医師日記

「美」にまつわる独り言です
水沼雅斉(みずぬま まさなり)

カラマーゾフ的美意識3

2007年01月18日 08時32分36秒 | Weblog
 僕がこのブログでもロシアに思い入れが深いのも、この小説の影響が大きいのかもしれません。

 アメリカには何の憧れも感じないのに・・・。

 失礼なのですけど僕はあまり趣味ではないのですが、日本人でノーベル賞に最も近いとされる、2006年カフカ賞を受賞した村上春樹氏も、この「カラマーゾフ」を讃えてはおります。

 しかし彼によれば、現代の世の中の大半の人は「カラマーゾフ」など読まない、長すぎる・・・けれども、もしオウムの諸君がこれを読んでいたら、オウムになど入らなかったろうともしております。

 彼がやりたいのはもっとやさしくて短い「カラマーゾフ」を書くことだそうです。

 しかし本人も言っておりますが、それは大変難しいと・・・彼には無理だと僕も思います。

 そしてかつて日本が生んだ天才詩人、尾崎豊は歌いました。

 「鉄を食え~、飢えた狼よぉ、死んでも豚には食い~つくなっ!」と。

 これまでカラマーゾフなど無縁で生きてきたここの読者の方がいらっしゃれば、どうでしょう・・・鉄を食してみませんか??

 カラマーゾフもそうですが、別に宗教や哲学、文学など触れなくても、人生を楽しく生きることはできると思います。

 今は昔と違って、楽しいことがたくさんありますし、本など読まなくてもお金は稼げるかもしれません。

 文学など無用の長物であり、その国の貧困さと比例するものさ、という説があることも知っております。

 しかし昔の人は、あるいは昔の大学生は、エンターテイメントが少なかったせいもあるでしょう、これら純文学を読みあさり、哲学書を読みふけり、声高に友人同士で議論したようです。
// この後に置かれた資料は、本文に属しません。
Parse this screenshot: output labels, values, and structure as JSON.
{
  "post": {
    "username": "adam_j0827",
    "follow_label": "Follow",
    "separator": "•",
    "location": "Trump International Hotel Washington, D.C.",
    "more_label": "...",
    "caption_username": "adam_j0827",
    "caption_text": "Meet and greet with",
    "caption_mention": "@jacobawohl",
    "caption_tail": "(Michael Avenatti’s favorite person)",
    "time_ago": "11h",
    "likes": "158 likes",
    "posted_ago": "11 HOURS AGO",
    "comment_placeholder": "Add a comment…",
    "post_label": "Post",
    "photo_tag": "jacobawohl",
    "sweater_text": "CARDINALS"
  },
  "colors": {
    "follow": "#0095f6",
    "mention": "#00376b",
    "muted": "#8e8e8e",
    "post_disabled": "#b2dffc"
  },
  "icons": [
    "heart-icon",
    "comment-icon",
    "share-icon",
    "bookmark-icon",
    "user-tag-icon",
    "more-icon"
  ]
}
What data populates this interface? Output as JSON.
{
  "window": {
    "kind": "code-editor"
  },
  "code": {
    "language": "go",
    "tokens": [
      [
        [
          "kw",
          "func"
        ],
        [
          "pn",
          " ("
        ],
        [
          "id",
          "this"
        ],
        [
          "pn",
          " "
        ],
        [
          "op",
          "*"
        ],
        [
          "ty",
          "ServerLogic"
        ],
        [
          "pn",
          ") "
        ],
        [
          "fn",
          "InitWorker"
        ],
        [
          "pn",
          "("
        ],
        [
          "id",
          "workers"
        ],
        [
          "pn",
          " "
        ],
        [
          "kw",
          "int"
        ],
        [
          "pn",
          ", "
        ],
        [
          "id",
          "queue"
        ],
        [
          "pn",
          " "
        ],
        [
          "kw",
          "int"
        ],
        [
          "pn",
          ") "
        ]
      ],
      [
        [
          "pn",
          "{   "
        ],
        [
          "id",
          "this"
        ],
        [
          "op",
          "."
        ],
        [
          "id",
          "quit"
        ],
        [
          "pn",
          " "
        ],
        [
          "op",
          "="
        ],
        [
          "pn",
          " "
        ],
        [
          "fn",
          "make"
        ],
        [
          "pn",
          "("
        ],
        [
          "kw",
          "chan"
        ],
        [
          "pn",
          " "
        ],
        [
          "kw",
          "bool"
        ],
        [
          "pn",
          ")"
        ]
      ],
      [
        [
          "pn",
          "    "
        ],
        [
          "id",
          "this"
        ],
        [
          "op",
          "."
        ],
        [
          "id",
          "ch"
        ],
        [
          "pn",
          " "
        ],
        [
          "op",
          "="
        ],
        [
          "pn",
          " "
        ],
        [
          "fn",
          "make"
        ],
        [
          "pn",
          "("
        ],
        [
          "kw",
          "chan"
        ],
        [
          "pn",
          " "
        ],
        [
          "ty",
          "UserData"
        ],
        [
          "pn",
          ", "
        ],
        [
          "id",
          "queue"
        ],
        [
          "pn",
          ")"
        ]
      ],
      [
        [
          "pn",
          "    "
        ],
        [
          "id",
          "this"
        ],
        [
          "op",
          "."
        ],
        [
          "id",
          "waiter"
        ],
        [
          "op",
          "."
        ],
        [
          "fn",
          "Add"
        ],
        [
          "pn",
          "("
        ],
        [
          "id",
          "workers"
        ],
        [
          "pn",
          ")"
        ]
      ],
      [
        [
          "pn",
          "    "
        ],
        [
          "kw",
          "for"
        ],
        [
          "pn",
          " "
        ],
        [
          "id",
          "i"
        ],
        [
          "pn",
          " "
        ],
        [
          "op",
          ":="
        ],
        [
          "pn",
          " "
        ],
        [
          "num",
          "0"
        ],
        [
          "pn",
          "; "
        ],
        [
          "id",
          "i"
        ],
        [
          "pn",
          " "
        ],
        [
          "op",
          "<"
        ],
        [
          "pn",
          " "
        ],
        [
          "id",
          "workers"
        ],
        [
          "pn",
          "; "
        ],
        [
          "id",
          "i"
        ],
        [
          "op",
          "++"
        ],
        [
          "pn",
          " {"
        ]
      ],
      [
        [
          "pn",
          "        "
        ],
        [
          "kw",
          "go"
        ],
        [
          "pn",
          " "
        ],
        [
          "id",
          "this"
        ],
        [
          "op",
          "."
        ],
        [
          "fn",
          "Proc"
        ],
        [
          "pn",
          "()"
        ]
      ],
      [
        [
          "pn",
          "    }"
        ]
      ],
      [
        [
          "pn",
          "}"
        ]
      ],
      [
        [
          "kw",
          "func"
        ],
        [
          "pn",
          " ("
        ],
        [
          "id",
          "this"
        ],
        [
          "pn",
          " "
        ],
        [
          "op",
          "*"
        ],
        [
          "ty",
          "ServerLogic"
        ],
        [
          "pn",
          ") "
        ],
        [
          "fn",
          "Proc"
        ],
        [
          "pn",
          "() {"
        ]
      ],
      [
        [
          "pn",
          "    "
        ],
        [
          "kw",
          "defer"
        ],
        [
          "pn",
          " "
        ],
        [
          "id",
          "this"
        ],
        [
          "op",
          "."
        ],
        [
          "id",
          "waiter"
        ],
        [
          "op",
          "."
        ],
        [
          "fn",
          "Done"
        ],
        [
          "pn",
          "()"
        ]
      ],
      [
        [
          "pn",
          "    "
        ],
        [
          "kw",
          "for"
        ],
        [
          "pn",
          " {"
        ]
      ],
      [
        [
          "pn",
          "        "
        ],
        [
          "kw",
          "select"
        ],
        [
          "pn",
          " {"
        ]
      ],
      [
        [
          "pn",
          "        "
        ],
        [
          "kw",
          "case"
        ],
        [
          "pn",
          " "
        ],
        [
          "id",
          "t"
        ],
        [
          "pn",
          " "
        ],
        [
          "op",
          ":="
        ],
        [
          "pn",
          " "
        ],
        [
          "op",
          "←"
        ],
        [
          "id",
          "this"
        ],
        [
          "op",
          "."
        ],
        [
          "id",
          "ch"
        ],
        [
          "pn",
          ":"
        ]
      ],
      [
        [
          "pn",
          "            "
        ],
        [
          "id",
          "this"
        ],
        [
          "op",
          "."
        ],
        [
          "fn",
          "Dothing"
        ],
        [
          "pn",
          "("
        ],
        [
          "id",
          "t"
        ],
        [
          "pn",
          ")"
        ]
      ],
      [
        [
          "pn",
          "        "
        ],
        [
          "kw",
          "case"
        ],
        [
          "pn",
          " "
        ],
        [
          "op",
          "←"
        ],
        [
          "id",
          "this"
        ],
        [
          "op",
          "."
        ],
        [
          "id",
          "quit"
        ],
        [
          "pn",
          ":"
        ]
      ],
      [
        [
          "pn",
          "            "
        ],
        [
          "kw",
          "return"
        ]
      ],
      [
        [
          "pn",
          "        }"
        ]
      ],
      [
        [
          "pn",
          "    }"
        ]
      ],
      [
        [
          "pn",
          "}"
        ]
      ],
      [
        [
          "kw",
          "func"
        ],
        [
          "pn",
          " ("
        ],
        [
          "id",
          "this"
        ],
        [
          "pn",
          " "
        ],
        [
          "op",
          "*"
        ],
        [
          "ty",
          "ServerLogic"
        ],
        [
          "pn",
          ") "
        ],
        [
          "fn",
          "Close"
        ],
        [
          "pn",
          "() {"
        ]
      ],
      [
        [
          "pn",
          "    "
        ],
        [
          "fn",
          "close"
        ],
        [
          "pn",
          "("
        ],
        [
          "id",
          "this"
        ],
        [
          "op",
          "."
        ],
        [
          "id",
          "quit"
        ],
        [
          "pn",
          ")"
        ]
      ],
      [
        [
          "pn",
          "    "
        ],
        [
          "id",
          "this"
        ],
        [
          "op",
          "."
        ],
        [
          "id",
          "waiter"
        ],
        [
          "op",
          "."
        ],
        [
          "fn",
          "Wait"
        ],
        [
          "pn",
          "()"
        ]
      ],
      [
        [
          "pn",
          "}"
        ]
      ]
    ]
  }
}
 そしてここの読者の中には、「世界最高峰と評される文学を読まずして死ねるか!」・・・けど何を読めばいいの?という気概を持つ方もいらっしゃると思います。

 また、これを読むことが、宗教的な話題は極力避けなければならない、今日のこの国の現状にとまどう僕個人の、精神的カタルシスになっているだけかもしれません。
*カタルシス : アリストテレスの言った浄化・排泄という意味から、フロイトが「代償による満足」として使用

 この本は非常に重く大きなテーマが同時進行でいくつも散りばめられ、まるで命が与えられ意思を持ったかのごとくのそれぞれの人物のそれぞれの意見や解釈が存在します。

 その中で作者は「カラマーゾフ的」という言葉を使いますが、なんと表現したらよいか・・・

 善と悪、高潔さと下品さの両極端が同居しつつも、より崇高なものへの憧れは失わず、感情表現は大げさで自己陶酔型なのだけれども、考察や洞察も僕たち日本人には到底及ばないほどはるかに深い、そして自堕落や好色を自認しつつ、あくなく生きるという活力にみなぎる力・・・

 カラマーゾフ的イコール、ロシア的といった意味合いの背骨がしっかりと首尾一貫、貫かれております。

 そしてこのロシアという国は、矛盾をはらむものでも両者を飲み込む懐の深さがあり、おおらかで広い心を併せ持つみたいです。